There’s no better feeling of freedom than the one that comes when you’re driving. The wind through your hair, good music on the radio, an open road — the world is yours to explore and it feels good. Unfortunately, it only takes one small mistake for all that to come crashing down.
Before you hit the open road, you should familiarize yourself with these driving statistics to ensure you don’t make the same mistakes.
Fatal Car Accident Statistics
According to the U.S. Department of Transportation, 2018 (the latest data) saw 33,654 fatal car accidents.
Texas had the most fatalities, with 3,305 fatal car crashes happening that year resulting in 3,642 deaths. In 2017, 2,364 teen drivers lost their lives to fatal accidents, and a further 300,000 were treated for car-accident related injuries.
The Zebra conducted a wide-ranging survey on driving habits and found that 82% of drivers admitted to road rage.
Of surveyed drivers, 59% reported honking at other cars out of anger, 45% said they changed lanes without signaling, and 42% said they yelled at drivers or pedestrians from their car. Another 38% admitted to flipping other drivers off, and 33% said they intentionally sped in heavy traffic!
A choice few of the surveyed drivers took their road rage to the next level. 6% of people threw things at other drivers, 5% side-swept vehicles, and another 5% forced another driver off the road completely.

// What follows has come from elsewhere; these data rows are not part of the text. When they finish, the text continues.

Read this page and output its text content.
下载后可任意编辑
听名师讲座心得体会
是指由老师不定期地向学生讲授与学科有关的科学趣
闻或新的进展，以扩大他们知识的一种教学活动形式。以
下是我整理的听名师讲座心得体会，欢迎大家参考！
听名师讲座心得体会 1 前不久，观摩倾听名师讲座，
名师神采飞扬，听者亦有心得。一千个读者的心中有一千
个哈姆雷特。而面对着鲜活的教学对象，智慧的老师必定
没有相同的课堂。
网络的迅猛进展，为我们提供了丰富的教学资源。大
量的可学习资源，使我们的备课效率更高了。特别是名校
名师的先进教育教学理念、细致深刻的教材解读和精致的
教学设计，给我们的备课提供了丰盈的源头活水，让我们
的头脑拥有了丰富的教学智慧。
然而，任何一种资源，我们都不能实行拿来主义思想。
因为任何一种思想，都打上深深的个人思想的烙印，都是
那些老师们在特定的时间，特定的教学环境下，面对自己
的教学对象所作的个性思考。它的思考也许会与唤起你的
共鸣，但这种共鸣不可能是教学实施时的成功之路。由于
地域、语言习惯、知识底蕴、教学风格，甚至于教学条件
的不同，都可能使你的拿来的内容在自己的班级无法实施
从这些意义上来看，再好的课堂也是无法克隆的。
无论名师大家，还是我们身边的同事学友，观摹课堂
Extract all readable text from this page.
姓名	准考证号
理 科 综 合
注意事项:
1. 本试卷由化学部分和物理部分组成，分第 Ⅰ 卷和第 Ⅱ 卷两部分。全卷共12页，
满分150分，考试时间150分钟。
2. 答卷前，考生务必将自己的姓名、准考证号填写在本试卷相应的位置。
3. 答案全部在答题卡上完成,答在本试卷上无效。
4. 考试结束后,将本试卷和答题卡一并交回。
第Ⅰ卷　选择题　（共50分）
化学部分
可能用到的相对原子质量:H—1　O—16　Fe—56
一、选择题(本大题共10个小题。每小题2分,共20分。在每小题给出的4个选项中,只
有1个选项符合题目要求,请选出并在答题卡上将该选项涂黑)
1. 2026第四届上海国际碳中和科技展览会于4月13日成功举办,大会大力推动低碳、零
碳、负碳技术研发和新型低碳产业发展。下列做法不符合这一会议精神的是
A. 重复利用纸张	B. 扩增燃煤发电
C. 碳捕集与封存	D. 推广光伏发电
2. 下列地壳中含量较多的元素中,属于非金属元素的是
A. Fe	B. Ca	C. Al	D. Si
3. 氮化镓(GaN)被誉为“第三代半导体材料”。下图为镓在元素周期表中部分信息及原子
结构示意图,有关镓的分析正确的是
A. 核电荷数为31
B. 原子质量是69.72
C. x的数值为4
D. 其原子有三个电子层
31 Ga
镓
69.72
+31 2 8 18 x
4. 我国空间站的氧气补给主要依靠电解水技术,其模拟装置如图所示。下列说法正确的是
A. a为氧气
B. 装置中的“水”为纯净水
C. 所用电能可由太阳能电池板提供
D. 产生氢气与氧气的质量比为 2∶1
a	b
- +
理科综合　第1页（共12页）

We all get a little angry when driving from time-to-time, but it’s important to breathe and show self-control to lower these shocking percentages.
According to Driver Knowledge, 1 in 7 people don’t buckle up their seatbelts before driving.
It gets worse, though. 37,133 people died in car crashes in 2017. Of those 37,133 people, 47% were not wearing a seat belt.
To highlight the importance of seatbelts, they saved around 14,955 lives in 2017 according to the NHTSA. That means they could have saved about 2,549 lives, reducing the number of lives lost in 2017 from 37,133 to 34,584.
You should never hit the road without doing up your seatbelt. You should also double-check to make sure all your passengers are buckled up. If they’re an adult the choice is ultimately up to them, but maybe these statistics will change their minds.
You’d be surprised just how many car crashes resulted in property damage only.
2008 saw 5,811,000 car crashes reported to the police. Of those near 6-million calls, a whopping 4,146,000 resulted only in property damage. Nobody was injured or killed, only property.
This stat offers a bit of relief as it shows that many accidents don’t lead to death or injury. However, property damage is no laughing matter. It can be very expensive for the driver and owner of the property, and highlights the importance of paying attention when driving.
Drinking and Driving Statistics
A reported 10,497 people died in drunk driving accidents in 2016. This accounts for 28% of all fatal car deaths in the US, and paints a troubling picture.
That picture only gets more troubling as the stats stack up. 1,233 child car crash fatalities involved a drunk driver, and drugs beyond alcohol are involved in 16% of crashes. Over 1-million drunk drivers were arrested in 2016.
According to The Zebra, 20% of people in a 2019 survey said they knew someone who died in a drunk driving accident. This is an upsetting statistic that shows just how prevalent drunk driving is in our country. Thankfully, there is hope.
The same Zebra survey found that 50.2% of young adults use a service like Uber when they drink. Another 45% of females surveyed said they call a friend when they’re drunk and get a ride.
People are undoubtedly more informed about drink driving in 2020 than they ever have been. However, that doesn’t mean drunk driving isn’t still a problem. Don’t drive drunk — help lower the statistic.
If you’re wondering if there are any drunk drivers around you, use DMVRecords.us.org to vet your neighbors’ driving records.
Texting and Driving (Distracted Driving Statistics)
The National Safety Council claims that 1.6 million crashes per year are directly caused by cell phone use while driving.
A shocking 390,000 people are injured each year by texting and driving, making texting while driving 6x more likely than drunk driving to cause an accident. When you text and drive your eyes are completely off the road, meaning you can’t pay attention at all. When you consider this, it’s not too surprising.
Teens are an estimated 4x more likely to get in a texting and driving accident than adults. A AAA poll shows that although 94% of teens know how dangerous texting and driving is, 35% still do it. 21% of teen driver fatalities in 2017 were caused by cell phones.
Although these stats are true, most drivers stand against texting and driving. 94% of drivers want texting and driving banned, while 74% want hand-held cellphone use in general banned. That means hands-free devices only.
Distracted driving of any type is dangerous, and texting and driving is no joke. No matter how “fast” you can get that text out, you need to wait until you’re parked and out of the car for the safety of everyone.
Know the Driving Statistics & Stay Safe
It’s one thing to know that driving accidents happen. It’s another thing to read and learn about the specific driving statistics. The best way to stay safe on the road is to confront your own driving flaws head-on and work on them.
These statistics exist — there’s no running from them, so why bother? Familiarize yourself with the driving statistics above and head out onto the road with them in mind. You can help lower these troubling statistics, and so can everyone else.